Les crises politiques et économiques qui secouent actuellement des pays comme le Soudan et la Tunisie ne peuvent être dissociées des institutions mondiales du capital et des mécanismes d’endettement qu’elles imposent.
Une interview de MAHA BEN GADHA
Les crises politiques et économiques au Soudan, en Tunisie et en Éthiopie ont recentré l’attention sur le Nord et la Corne de l’Afrique, de plus en plus instables. Ces dernières années, la région a été marquée par des révolutions avortées, des coups d’État militaires et la menace imminente d’une balkanisation. Le président tunisien Kais Saied a imposé le règne d’un seul homme, l’armée soudanaise a dissout le gouvernement civil et la guerre du Premier ministre éthiopien Abiy Ahmed contre la région du Tigré menace de déchirer le pays.
Pour tenter d’expliquer cette instabilité, la presse financière internationale a ressorti les poncifs habituels, affirmant que les pays africains ne peuvent pas gérer leurs propres affaires et que les institutions occidentales doivent venir à leur secours. Une fois encore, comme le veut le refrain, il est question de la bienveillance de l’Occident face à la violence et à la corruption de l’Afrique.
Le recueil à paraître La souveraineté économique et monétaire dans l’Afrique du XXIe siècle cherche à remettre en question ces explications. Le recueil est né d’une conférence organisée en 2019 à Tunis par le bureau Afrique du Nord de la Fondation Rosa Luxemburg. Il est édité par un groupe de jeunes économistes africains audacieux, auteurs d’une lettre ouverte enflammée remettant en cause l’orthodoxie économique qui, selon eux, a créé les crises actuelles.

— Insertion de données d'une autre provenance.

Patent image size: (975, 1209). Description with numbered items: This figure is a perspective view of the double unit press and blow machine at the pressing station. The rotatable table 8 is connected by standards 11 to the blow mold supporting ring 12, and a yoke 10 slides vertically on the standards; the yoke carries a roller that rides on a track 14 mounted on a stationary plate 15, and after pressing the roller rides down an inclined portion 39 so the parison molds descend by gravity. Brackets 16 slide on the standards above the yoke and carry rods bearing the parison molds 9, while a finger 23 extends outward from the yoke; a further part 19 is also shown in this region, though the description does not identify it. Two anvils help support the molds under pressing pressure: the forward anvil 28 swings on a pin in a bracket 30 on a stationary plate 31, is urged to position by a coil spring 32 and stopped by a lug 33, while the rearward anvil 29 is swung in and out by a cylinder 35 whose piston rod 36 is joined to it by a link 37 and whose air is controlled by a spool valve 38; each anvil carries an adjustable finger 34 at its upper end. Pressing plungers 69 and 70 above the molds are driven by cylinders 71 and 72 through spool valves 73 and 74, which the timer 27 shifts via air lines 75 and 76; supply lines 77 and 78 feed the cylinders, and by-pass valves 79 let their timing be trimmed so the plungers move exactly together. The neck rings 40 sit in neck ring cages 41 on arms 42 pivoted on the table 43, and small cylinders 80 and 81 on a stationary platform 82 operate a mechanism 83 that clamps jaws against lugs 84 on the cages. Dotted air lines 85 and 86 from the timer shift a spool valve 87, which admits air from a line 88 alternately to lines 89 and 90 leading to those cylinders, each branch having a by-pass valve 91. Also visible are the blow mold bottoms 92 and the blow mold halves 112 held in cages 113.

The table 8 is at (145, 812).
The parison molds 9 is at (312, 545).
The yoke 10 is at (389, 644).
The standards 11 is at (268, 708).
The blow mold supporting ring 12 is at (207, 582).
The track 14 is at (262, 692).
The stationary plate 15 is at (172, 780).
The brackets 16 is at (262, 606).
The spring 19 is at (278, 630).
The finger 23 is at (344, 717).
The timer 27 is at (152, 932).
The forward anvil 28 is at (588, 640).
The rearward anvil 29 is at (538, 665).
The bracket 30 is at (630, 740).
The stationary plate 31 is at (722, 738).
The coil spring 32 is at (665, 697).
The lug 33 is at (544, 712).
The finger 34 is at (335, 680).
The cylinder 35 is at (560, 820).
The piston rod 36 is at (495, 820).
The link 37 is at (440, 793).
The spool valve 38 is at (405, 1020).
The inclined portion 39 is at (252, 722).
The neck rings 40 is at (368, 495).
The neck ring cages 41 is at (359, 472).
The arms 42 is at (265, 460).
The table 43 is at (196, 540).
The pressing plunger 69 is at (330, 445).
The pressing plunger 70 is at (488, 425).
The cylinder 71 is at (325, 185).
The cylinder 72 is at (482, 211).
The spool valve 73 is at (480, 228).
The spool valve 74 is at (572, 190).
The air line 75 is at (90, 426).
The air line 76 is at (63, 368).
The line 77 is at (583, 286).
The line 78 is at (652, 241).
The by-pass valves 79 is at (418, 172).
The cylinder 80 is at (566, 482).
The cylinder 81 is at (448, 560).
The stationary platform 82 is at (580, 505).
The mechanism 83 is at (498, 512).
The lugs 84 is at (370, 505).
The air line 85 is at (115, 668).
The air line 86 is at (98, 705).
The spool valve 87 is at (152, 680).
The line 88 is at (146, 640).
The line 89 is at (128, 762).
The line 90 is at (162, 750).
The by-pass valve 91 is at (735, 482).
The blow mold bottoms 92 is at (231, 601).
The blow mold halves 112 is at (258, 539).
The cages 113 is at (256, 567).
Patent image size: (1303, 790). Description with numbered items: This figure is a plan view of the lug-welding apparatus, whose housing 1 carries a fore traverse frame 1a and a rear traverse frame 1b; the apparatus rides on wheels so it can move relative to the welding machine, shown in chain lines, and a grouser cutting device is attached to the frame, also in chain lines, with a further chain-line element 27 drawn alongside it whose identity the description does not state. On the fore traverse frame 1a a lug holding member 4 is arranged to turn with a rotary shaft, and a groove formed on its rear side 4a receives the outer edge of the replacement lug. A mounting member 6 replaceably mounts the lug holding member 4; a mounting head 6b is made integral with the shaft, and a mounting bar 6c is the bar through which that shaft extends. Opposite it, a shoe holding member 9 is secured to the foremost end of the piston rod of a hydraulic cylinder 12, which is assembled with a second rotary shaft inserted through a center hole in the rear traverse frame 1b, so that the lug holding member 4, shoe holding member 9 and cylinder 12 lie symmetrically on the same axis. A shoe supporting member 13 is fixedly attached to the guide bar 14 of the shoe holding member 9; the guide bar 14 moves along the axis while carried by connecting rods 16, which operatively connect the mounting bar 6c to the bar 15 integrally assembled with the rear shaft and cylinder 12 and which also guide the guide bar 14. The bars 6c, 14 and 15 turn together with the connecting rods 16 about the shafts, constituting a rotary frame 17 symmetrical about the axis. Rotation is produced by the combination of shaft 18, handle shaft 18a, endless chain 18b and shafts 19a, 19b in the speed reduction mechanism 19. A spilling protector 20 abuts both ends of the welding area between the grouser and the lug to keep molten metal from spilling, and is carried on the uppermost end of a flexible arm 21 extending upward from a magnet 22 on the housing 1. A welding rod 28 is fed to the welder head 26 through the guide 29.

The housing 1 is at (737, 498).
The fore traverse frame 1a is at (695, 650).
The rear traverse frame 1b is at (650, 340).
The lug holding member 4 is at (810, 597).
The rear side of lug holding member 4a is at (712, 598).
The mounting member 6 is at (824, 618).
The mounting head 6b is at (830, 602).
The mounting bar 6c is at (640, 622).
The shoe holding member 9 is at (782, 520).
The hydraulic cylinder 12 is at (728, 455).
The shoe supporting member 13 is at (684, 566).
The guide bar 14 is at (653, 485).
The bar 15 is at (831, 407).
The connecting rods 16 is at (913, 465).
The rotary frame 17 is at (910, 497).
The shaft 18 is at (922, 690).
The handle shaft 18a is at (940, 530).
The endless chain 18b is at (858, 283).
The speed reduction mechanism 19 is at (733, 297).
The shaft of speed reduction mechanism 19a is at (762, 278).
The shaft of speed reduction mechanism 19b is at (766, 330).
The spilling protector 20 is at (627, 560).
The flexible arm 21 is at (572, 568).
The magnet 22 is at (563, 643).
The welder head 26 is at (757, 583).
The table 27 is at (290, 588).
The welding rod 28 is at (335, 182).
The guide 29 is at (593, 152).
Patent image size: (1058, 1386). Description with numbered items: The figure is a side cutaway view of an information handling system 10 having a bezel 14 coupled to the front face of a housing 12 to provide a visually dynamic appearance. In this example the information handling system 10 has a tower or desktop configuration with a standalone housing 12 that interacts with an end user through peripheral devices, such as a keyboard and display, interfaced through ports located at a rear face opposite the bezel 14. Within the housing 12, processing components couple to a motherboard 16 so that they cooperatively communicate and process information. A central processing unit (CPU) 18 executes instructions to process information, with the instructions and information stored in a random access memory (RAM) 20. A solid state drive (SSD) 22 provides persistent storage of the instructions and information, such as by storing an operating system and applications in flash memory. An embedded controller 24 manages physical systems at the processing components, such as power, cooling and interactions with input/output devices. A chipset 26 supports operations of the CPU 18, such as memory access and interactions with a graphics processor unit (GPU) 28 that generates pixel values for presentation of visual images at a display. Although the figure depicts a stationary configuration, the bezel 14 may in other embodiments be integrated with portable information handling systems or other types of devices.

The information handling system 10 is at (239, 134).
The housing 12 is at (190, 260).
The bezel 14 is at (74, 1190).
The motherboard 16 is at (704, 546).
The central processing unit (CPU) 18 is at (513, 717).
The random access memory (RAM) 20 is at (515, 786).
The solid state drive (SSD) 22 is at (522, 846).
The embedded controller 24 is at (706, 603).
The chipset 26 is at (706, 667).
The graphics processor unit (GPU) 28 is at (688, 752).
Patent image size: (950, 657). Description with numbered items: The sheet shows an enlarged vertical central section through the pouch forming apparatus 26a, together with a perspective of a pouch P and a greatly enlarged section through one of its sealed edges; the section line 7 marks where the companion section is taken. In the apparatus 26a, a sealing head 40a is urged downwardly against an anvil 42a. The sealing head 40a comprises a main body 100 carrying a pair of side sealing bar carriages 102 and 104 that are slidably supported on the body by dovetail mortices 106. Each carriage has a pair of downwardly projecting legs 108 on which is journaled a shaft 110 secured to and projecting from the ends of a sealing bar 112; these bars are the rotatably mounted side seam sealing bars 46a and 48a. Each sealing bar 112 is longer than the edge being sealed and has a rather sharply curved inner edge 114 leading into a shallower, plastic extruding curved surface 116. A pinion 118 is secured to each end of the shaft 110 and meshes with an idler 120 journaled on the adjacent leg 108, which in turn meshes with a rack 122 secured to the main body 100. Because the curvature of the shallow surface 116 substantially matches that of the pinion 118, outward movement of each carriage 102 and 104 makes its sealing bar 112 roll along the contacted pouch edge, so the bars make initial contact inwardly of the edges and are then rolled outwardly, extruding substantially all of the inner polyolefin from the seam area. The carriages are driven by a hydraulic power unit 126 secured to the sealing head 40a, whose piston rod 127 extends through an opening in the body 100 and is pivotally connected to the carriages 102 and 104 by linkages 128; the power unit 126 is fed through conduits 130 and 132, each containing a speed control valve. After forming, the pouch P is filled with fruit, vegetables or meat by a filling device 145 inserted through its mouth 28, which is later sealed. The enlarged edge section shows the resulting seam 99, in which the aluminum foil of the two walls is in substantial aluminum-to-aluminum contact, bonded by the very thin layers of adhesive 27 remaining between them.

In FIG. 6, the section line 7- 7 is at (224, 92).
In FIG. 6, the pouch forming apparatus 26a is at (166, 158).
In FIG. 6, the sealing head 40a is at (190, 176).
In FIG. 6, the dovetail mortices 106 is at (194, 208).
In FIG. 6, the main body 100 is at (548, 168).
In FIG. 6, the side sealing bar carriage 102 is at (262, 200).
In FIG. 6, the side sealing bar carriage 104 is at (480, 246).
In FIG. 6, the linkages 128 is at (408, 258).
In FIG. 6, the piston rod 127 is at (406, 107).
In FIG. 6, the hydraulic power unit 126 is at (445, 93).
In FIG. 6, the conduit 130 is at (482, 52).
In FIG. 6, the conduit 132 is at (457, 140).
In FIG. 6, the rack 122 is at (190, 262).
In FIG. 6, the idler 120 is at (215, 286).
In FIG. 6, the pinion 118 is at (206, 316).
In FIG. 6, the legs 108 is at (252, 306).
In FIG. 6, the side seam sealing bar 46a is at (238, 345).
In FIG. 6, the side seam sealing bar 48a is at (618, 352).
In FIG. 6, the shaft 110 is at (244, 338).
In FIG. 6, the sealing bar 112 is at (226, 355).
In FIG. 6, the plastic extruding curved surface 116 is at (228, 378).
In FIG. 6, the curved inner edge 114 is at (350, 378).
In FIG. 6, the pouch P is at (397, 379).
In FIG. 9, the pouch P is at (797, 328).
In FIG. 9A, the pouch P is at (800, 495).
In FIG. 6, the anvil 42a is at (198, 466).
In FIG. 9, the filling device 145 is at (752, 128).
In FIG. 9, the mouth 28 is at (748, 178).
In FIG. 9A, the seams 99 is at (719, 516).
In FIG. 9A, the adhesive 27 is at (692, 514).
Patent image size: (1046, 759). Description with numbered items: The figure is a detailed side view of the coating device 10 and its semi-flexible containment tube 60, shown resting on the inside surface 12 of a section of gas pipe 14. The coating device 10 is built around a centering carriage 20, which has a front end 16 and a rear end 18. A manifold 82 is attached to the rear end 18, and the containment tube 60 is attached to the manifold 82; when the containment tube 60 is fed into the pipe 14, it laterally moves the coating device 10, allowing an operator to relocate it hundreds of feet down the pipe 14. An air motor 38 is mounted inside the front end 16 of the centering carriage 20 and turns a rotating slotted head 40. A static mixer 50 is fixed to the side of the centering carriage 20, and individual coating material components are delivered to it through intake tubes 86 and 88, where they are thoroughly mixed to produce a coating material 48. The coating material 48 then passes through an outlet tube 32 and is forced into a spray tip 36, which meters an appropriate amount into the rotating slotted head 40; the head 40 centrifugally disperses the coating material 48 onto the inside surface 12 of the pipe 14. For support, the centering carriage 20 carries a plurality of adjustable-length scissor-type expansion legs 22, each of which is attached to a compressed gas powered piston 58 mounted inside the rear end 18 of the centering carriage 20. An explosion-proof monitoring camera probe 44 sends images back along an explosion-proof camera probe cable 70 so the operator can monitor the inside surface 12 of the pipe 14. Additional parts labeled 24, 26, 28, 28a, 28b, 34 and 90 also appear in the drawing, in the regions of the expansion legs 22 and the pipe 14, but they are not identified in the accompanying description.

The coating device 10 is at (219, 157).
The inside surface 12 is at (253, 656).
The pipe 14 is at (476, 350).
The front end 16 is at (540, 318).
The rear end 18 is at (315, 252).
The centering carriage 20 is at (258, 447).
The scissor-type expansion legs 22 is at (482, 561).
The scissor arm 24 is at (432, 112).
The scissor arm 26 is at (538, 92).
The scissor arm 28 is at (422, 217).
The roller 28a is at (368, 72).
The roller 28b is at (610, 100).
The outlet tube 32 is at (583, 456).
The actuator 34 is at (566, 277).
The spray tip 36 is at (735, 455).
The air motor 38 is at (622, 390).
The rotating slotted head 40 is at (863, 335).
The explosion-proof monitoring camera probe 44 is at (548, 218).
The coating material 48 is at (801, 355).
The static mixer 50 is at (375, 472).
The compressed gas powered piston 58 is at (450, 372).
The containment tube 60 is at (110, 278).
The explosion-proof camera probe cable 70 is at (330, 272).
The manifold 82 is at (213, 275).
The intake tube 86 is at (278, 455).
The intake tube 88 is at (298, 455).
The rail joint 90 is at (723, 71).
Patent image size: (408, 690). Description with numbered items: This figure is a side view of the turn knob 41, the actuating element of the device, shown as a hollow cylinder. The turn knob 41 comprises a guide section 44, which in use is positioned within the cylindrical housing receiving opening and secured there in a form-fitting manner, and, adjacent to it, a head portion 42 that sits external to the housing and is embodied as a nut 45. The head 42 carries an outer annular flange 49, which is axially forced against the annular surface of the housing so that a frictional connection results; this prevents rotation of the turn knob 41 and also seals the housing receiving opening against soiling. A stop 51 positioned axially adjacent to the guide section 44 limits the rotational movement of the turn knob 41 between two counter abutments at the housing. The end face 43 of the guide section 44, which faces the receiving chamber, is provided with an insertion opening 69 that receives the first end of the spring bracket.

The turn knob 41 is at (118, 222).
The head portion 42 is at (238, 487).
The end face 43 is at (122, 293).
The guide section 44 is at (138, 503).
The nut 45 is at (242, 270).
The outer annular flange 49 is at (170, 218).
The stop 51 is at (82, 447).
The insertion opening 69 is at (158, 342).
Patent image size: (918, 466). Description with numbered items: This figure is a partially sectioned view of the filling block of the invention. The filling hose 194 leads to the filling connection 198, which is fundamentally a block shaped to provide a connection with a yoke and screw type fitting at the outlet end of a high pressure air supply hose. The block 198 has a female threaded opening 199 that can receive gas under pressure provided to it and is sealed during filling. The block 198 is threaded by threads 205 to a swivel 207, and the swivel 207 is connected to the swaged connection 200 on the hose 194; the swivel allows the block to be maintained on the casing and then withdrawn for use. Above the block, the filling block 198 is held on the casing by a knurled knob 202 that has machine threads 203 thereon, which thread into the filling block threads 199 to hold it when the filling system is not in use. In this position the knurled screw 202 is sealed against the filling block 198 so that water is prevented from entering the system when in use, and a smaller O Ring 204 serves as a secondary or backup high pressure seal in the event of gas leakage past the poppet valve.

Ils espèrent non seulement cartographier la logique du système existant, mais aussi la remettre en question.
Jacobin s’est entretenu avec Maha Ben Gadha, responsable du programme économique au bureau d’Afrique du Nord, pour se faire une idée plus précise des liens entre les intérêts financiers occidentaux et les crises politiques et sociales incessantes en Afrique.
CD : Le Financial Times a récemment admis que les politiques du Fonds monétaire international (FMI) sont à l’origine de la pauvreté et de la crise au Soudan. Pourriez-vous expliquer aux lecteurs comment les institutions internationales comme le FMI contribuent à l’instabilité politique en Afrique du Nord ?
MBG : Les politiques du FMI créent clairement la pauvreté et l’instabilité dans les pays africains. Ce n’est pas seulement parce qu’ils prêtent à des dictateurs ou à des gouvernements corrompus – bien que cela fasse partie du problème. Cela est dû à la nature même de ces politiques, qui imposent des mesures d’austérité à des pays déjà en détresse économique et climatique.
Au Soudan, par exemple, c’est l’insistance du FMI à supprimer les subventions au carburant et au pain en 2018 qui a fait exploser le prix des aliments, des médicaments et des transports. Sa demande à la Banque centrale soudanaise de dévaluer sa monnaie a également largement contribué à la hausse des coûts sur les importations nécessaires à l’agriculture et à d’autres industries. Ces politiques ont augmenté le coût de la vie pour les Soudanais ordinaires et conduisent indiscutablement à davantage d’appauvrissement.
Les politiques du FMI créent clairement la pauvreté et l’instabilité dans les pays africains.